RÉFLEXIONS pour Lc 8:1-3
Encore et encore, l'Évangile nous dit qu'il y a place pour tous dans l'Église, que chacun peut suivre le Christ « proclamant et annonçant la Bonne Nouvelle du Royaume de Dieu ! ». Chacun, quel que soit son passé. Même lorsque nous sommes chrétiens depuis longtemps, nous pensons souvent que le passé ne peut pas être changé. Croire que Dieu tient dans ses mains notre présent et notre avenir n'est pas si difficile. Nous savons qu'il sait tout de notre passé. Mais il est très difficile de croire qu'il peut aussi changer le passé : il peut changer notre rapport à un passé lourd au point qu'il cesse d'influer sur notre vie ; il peut guérir les blessures reçues dans notre petite enfance, dont nous pouvons même ne pas nous souvenir, bien qu'elles déforment notre vie, notre perception de la réalité, notre compréhension de nous-mêmes, notre relation aux autres.

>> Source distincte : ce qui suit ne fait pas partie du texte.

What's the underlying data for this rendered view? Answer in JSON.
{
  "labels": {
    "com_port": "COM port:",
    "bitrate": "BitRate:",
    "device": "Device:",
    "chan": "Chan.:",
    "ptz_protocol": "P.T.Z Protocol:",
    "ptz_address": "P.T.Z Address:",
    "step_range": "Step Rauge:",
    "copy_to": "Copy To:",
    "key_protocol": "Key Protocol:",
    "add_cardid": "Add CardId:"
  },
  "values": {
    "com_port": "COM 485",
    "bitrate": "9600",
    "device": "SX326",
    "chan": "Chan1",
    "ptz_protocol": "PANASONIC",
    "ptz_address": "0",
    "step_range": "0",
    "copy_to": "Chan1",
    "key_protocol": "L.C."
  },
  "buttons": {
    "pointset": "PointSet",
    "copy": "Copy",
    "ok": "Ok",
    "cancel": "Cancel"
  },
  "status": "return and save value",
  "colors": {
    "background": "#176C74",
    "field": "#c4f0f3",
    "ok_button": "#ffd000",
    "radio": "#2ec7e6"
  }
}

Nous voyons quels hommes et quelles femmes suivent le Christ à travers les villes et les villages. Ils sont différents, blessés, sans instruction, anciens possédés, malades, pécheresses et pécheurs ; et tous peuvent porter la Bonne, la Joyeuse Nouvelle, la nouvelle que le Royaume de Dieu vient sur la terre, la nouvelle que pour Dieu le temps n'existe pas et qu'il a le pouvoir de tout changer si nous lui permettons d'entrer dans notre coeur. Mais ce n'est pas seulement par la prédication que nous pouvons servir Dieu. Chez d'autres, le service est plus discret, silencieux. Ce n'est pas forcément la prière solitaire d'un reclus dans une cellule, ni le travail d'un médecin ou d'une infirmière. Servir Dieu peut aussi être ce que nous percevons très rarement ainsi : « beaucoup d'autres ... le servaient de leurs biens ». C'est-à-dire qu'elles aidaient matériellement. Elles nourrissaient, donnaient à boire, habillaient, accueillaient pour la nuit. Elles pouvaient ne faire aucun exploit, ne jamais prêcher. Elles partageaient simplement avec générosité ce qu'elles avaient.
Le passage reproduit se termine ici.